O conceito da totalidade conectada, onde não existe a ruptura entre homem e natureza, está presente na cosmovisão dos povos originários, onde a natureza ganha estatuto de humanidade, as árvores falam e os rios comandam a vida e a condição humana é um item componente do universo natural. Os livros e as narrativas do filósofo indígena Ailton Krenak estão entremeados dessa ética da ancestralidade que não separa a condição humana da natureza biótica. São ponderações distantes do discurso político, entretanto, essa visão de mundo é a mais eloquente tradução da ameaçadora encruzilhada climática que o planeta padece e também um convite para fazermos as pazes com a Natureza e nos habilitarmos ao seu pertencimento. Pelo contrário, se a humanidade continua destruindo a physis, ele está decretado sua absoluta perdição.
Os eventos climáticos extremos, originados na ação humana. como a destruição do Pantanal, incêndios no Cerrado e o desmatamento na Amazônia, entre outros biomas ameaçados, nos mostram que todas as coisas estão em constante movimento e de forma interligada. Não há como compartimentar os problemas ambientais ou isolá-los dos impactos que têm sobre o homem. Assim, a criação da Autoridade Climática, anunciada pelo presidente Luiz Inácio Lula da Silva em 2024, poderia responder à necessidade de gerir a natureza – e todos os seus componentes – a partir de uma visão de totalidade e de movimento, conforme os ensinamentos da *physis*.
Compromisso político não se dá por decreto nem sua materialidade pode ser cobrada de um governo com mandato restrito. Trata-se de movimento, primeiramente de reconciliação com os biomas, sua recomposição e fortalecimento, caso não queiramos perpetrar um genocídio radical. No Brasil, costumamos criar um ministério toda vez que uma crise de repercussão mundial nos alcança. Dessa vez a cena é mais crítica pois a desordem é mundial e temos a chance de chamar a atenção do planeta para o risco que a destruição da floresta representa. Este é – ou deveria ser – um dos atributos da Autoridade Climática. Mais uma vez, a premissa é da totalidade interligada e em movimento, reafirmando a visão de mundo dos pré-socráticos.
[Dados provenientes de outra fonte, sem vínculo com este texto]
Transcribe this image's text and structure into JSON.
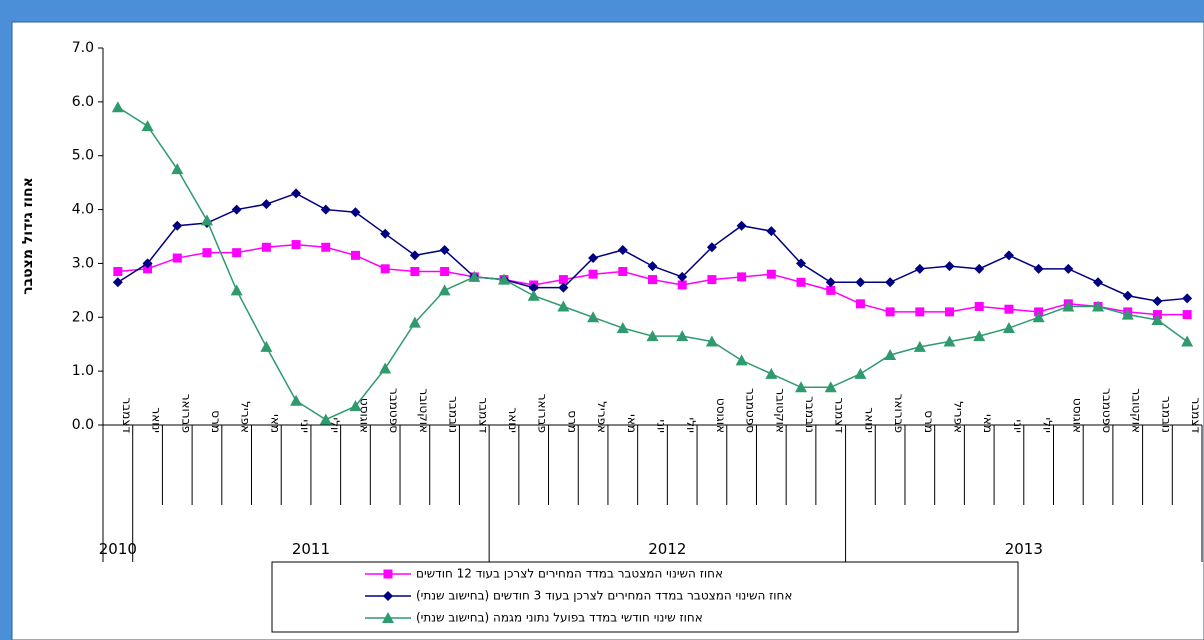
{
  "chart_data": {
    "type": "line",
    "y_label": "אחוז גידול מצטבר",
    "categories": [
      "דצמבר",
      "ינואר",
      "פברואר",
      "מרס",
      "אפריל",
      "מאי",
      "יוני",
      "יולי",
      "אוגוסט",
      "ספטמבר",
      "אוקטובר",
      "נובמבר",
      "דצמבר",
      "ינואר",
      "פברואר",
      "מרס",
      "אפריל",
      "מאי",
      "יוני",
      "יולי",
      "אוגוסט",
      "ספטמבר",
      "אוקטובר",
      "נובמבר",
      "דצמבר",
      "ינואר",
      "פברואר",
      "מרס",
      "אפריל",
      "מאי",
      "יוני",
      "יולי",
      "אוגוסט",
      "ספטמבר",
      "אוקטובר",
      "נובמבר",
      "דצמבר"
    ],
    "years": [
      "2010",
      "2011",
      "2012",
      "2013"
    ],
    "ylim": [
      0,
      7
    ],
    "yticks": [
      {
        "value": 0,
        "label": "0.0"
      },
      {
        "value": 1,
        "label": "1.0"
      },
      {
        "value": 2,
        "label": "2.0"
      },
      {
        "value": 3,
        "label": "3.0"
      },
      {
        "value": 4,
        "label": "4.0"
      },
      {
        "value": 5,
        "label": "5.0"
      },
      {
        "value": 6,
        "label": "6.0"
      },
      {
        "value": 7,
        "label": "7.0"
      }
    ],
    "series": [
      {
        "name": "אחוז השינוי המצטבר במדד המחירים לצרכן בעוד 12 חודשים",
        "color": "#ff00ff",
        "marker": "square",
        "values": [
          2.85,
          2.9,
          3.1,
          3.2,
          3.2,
          3.3,
          3.35,
          3.3,
          3.15,
          2.9,
          2.85,
          2.85,
          2.75,
          2.7,
          2.6,
          2.7,
          2.8,
          2.85,
          2.7,
          2.6,
          2.7,
          2.75,
          2.8,
          2.65,
          2.5,
          2.25,
          2.1,
          2.1,
          2.1,
          2.2,
          2.15,
          2.1,
          2.25,
          2.2,
          2.1,
          2.05,
          2.05
        ]
      },
      {
        "name": "אחוז השינוי המצטבר במדד המחירים לצרכן בעוד 3 חודשים (בחישוב שנתי)",
        "color": "#000080",
        "marker": "diamond",
        "values": [
          2.65,
          3.0,
          3.7,
          3.75,
          4.0,
          4.1,
          4.3,
          4.0,
          3.95,
          3.55,
          3.15,
          3.25,
          2.75,
          2.7,
          2.55,
          2.55,
          3.1,
          3.25,
          2.95,
          2.75,
          3.3,
          3.7,
          3.6,
          3.0,
          2.65,
          2.65,
          2.65,
          2.9,
          2.95,
          2.9,
          3.15,
          2.9,
          2.9,
          2.65,
          2.4,
          2.3,
          2.35
        ]
      },
      {
        "name": "אחוז שינוי חודשי במדד בפועל נתוני מגמה (בחישוב שנתי)",
        "color": "#2f9a6e",
        "marker": "triangle",
        "values": [
          5.9,
          5.55,
          4.75,
          3.8,
          2.5,
          1.45,
          0.45,
          0.1,
          0.35,
          1.05,
          1.9,
          2.5,
          2.75,
          2.7,
          2.4,
          2.2,
          2.0,
          1.8,
          1.65,
          1.65,
          1.55,
          1.2,
          0.95,
          0.7,
          0.7,
          0.95,
          1.3,
          1.45,
          1.55,
          1.65,
          1.8,
          2.0,
          2.2,
          2.2,
          2.05,
          1.95,
          1.55
        ]
      }
    ]
  }
}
Necessidade do olhar Integrado. A crise climática que atinge, mais dramaticamente, o Pantanal, Cerrado e Amazônia não é um fenômeno isolado. Como descrito por Borheim, esta é uma manifestação da *physis*, o conjunto de tudo que existe e está em constante transformação. No caso dos biomas brasileiros, essa transformação tem se manifestado de forma cada vez mais evidente e destrutiva. A mudança climática, aceleradas pela intervenção humana, demonstram que o que deveria estar integrado é tratado como problemas independentes. Não são… tudo está conectado: o desmatamento na Amazônia altera o ciclo de chuvas no Cerrado, que por sua vez impacta as águas do Pantanal. As implicações se estendem ao continente e seus oceanos gerando os desequilíbrios em total descontrole.
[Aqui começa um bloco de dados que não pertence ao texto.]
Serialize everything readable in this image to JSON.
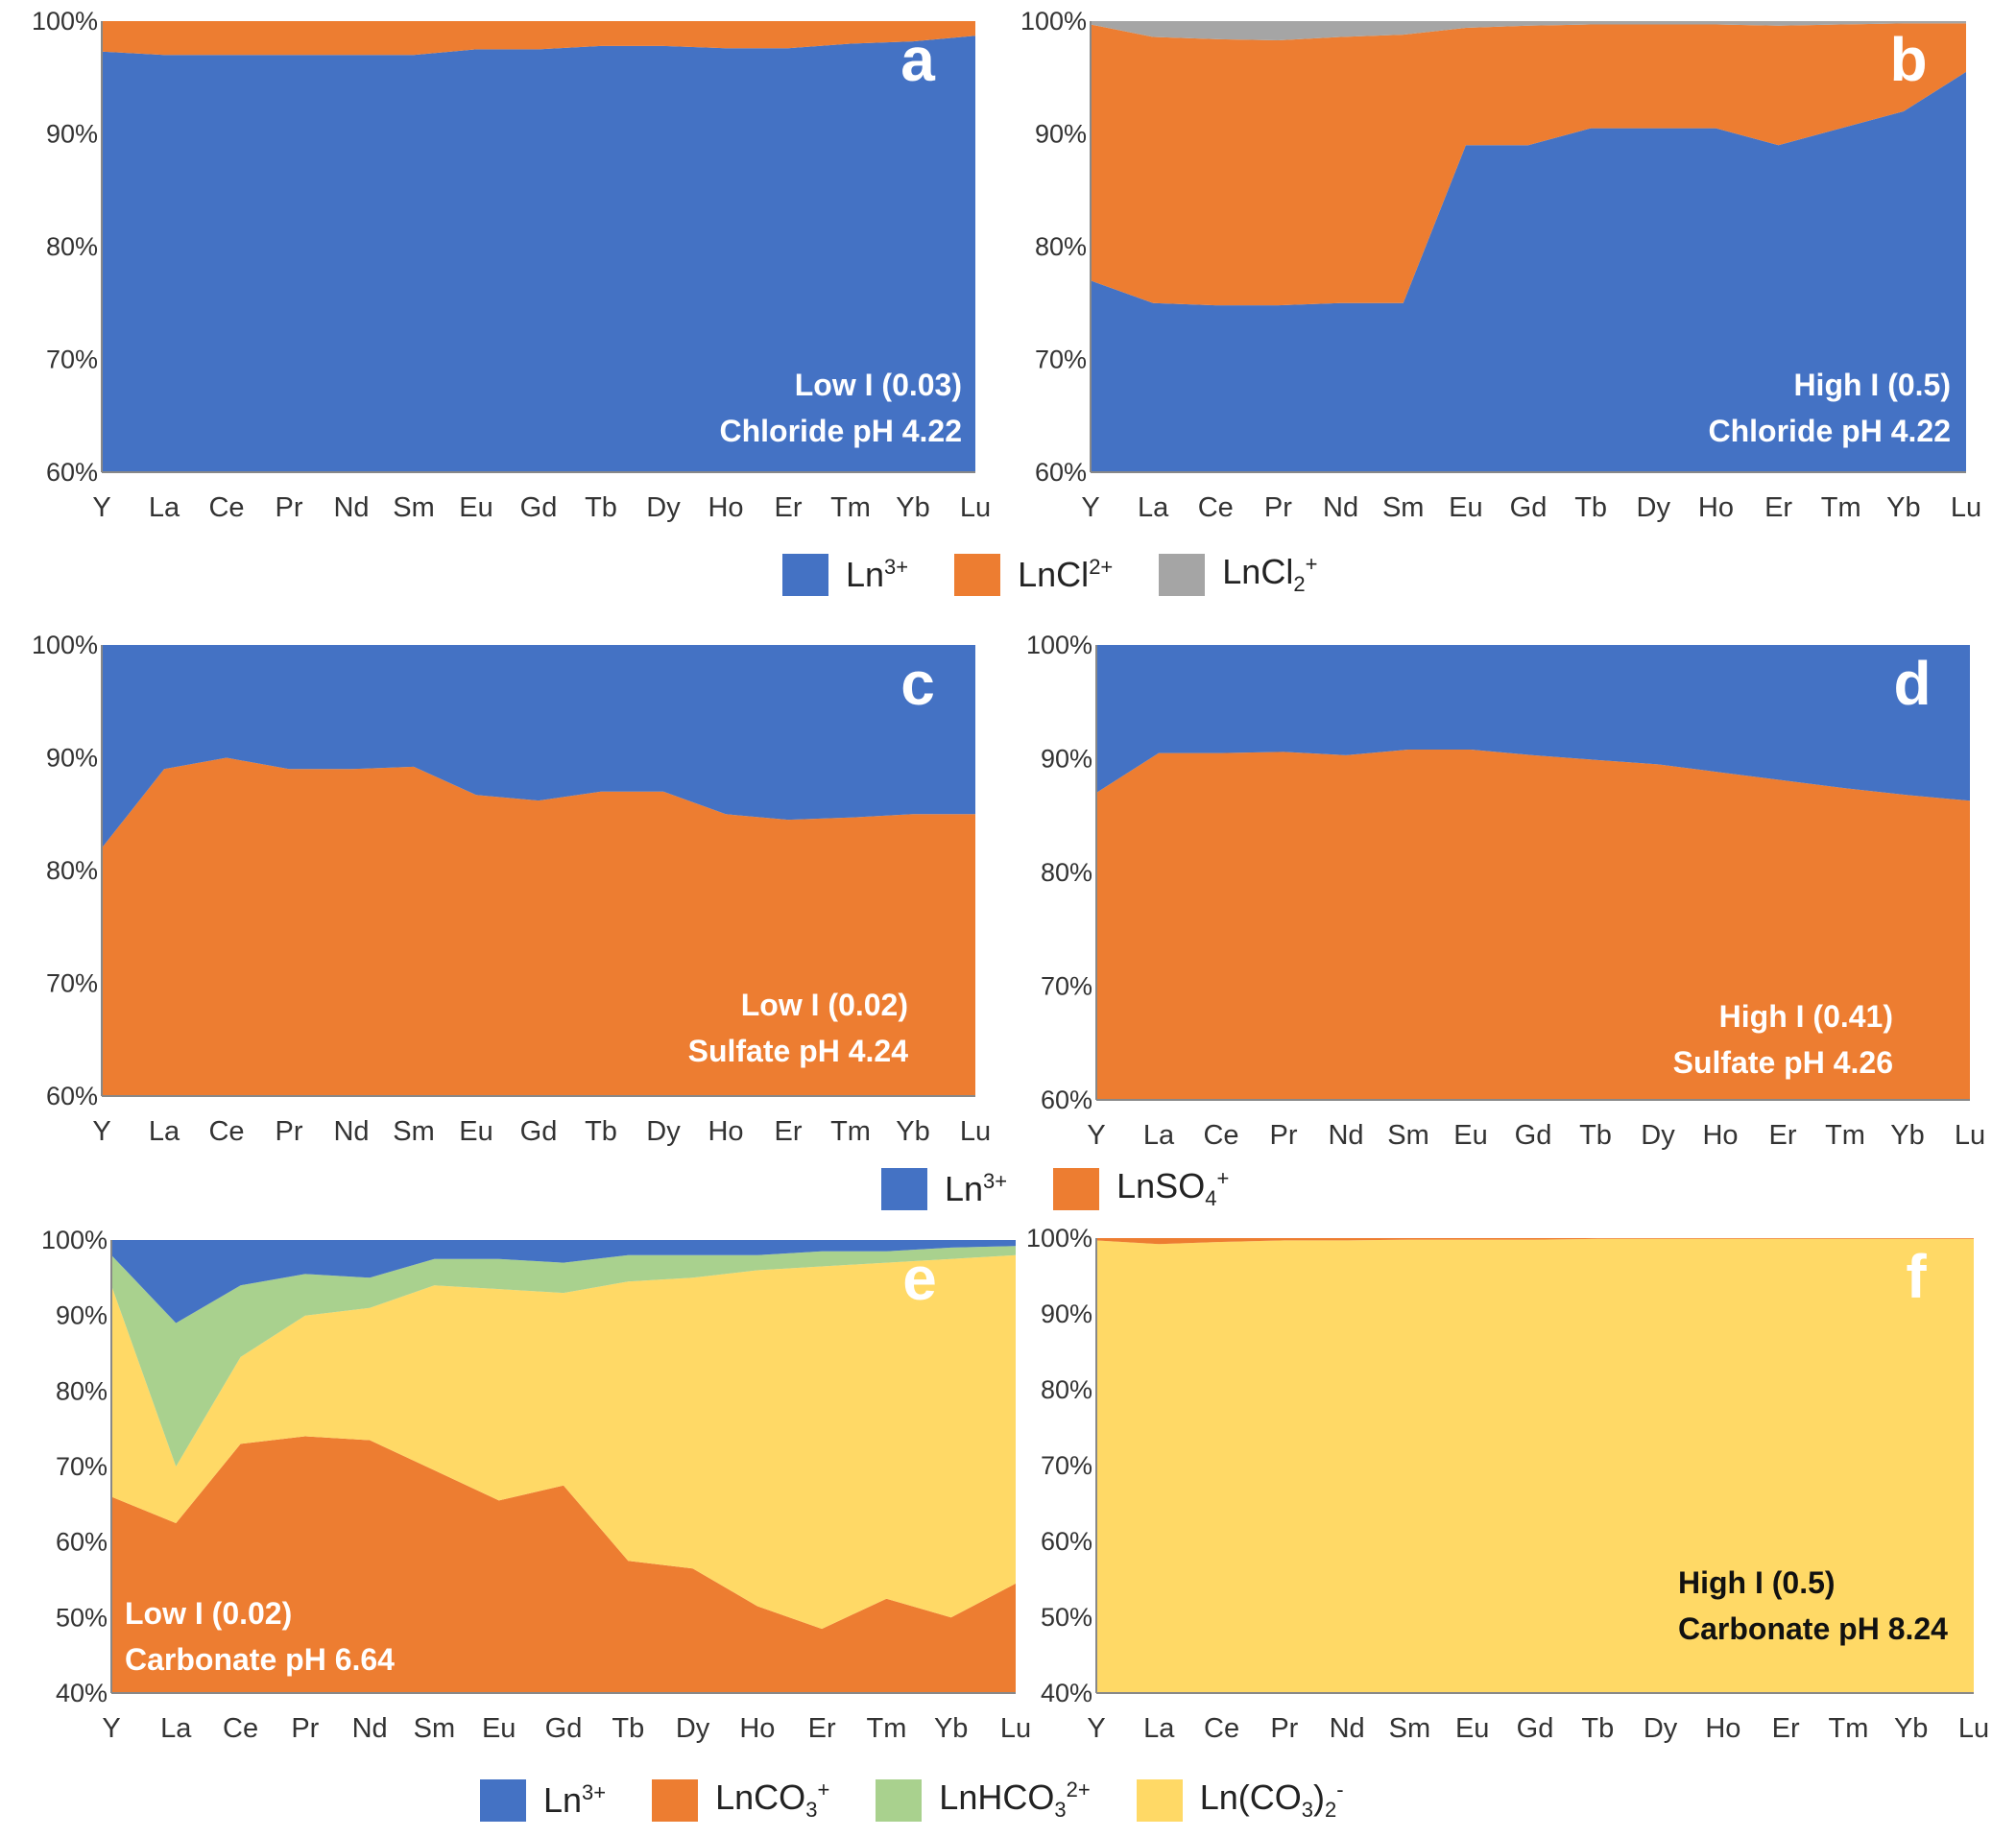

Diante dessa realidade, a Autoridade Climática surge como um alerta de mobilização, uma tentativa de reestruturar a relação entre o homem e a natureza da qual já se falava na transição administrativa em 2022. Ao invés de ver as questões climáticas como um problema técnico, a nova autoridade deverá implementar uma visão integrada, onde o desenvolvimento humano e a preservação ambiental caminham juntos, em conexão orgânica e quântica, como engrenagem do todo. Foram, pois, os pré-socráticos a base de inspiração dos princípios da física quântica que enxerga com suas ferramentas a evolução/involução da *physis*: e se tudo está conectado, e qualquer ação, por menor que seja, reverbera no todo.
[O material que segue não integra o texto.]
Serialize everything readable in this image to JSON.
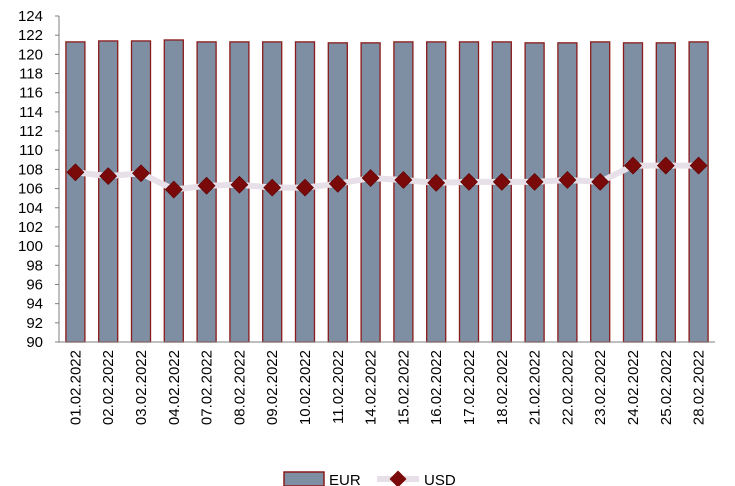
{
  "chart_data": {
    "type": "bar",
    "categories": [
      "01.02.2022",
      "02.02.2022",
      "03.02.2022",
      "04.02.2022",
      "07.02.2022",
      "08.02.2022",
      "09.02.2022",
      "10.02.2022",
      "11.02.2022",
      "14.02.2022",
      "15.02.2022",
      "16.02.2022",
      "17.02.2022",
      "18.02.2022",
      "21.02.2022",
      "22.02.2022",
      "23.02.2022",
      "24.02.2022",
      "25.02.2022",
      "28.02.2022"
    ],
    "series": [
      {
        "name": "EUR",
        "kind": "bar",
        "color": "#7f8fa3",
        "edge": "#8b1a1a",
        "values": [
          121.3,
          121.4,
          121.4,
          121.5,
          121.3,
          121.3,
          121.3,
          121.3,
          121.2,
          121.2,
          121.3,
          121.3,
          121.3,
          121.3,
          121.2,
          121.2,
          121.3,
          121.2,
          121.2,
          121.3
        ]
      },
      {
        "name": "USD",
        "kind": "line",
        "color": "#e8e0e8",
        "marker": "#7a0a0a",
        "values": [
          107.7,
          107.3,
          107.6,
          105.9,
          106.3,
          106.4,
          106.1,
          106.1,
          106.5,
          107.1,
          106.9,
          106.6,
          106.7,
          106.7,
          106.7,
          106.9,
          106.7,
          108.4,
          108.4,
          108.4
        ]
      }
    ],
    "xlabel": "",
    "ylabel": "",
    "ylim": [
      90,
      124
    ],
    "yticks": [
      "90",
      "92",
      "94",
      "96",
      "98",
      "100",
      "102",
      "104",
      "106",
      "108",
      "110",
      "112",
      "114",
      "116",
      "118",
      "120",
      "122",
      "124"
    ],
    "grid": false,
    "legend": "bottom"
  }
}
Desafios interligados: Pantanal, Cerrado e Amazônia – O Pantanal tem sofrido com vazantes extremas, provocadas por uma mudança drástica no ciclo das águas. De forma semelhante, o Cerrado, vital para o abastecimento hídrico do Brasil, tem sido devastado pela expansão agrícola e pelas queimadas, colocando em risco sua capacidade de resiliência. A Amazônia, por sua vez, enfrenta pressões ainda maiores, com o avanço do desmatamento comprometendo não apenas a biodiversidade local, mas o equilíbrio climático global. Seus rios secam ano a ano, na previsão, três anos seguidos.
A Autoridade Climática terá como desafio atuar em cada um desses biomas, compreendendo que eles fazem parte de uma realidade interligada. A gestão climática deve seguir o princípio da *physis*, onde cada ação deve ser pensada considerando seus efeitos sobre o todo. Assim, as soluções para os desafios ambientais do Pantanal, Cerrado e Amazônia precisam ser articuladas em conjunto, respeitando as particularidades de cada bioma, mas sempre tendo em mente que nenhum existe de forma isolada.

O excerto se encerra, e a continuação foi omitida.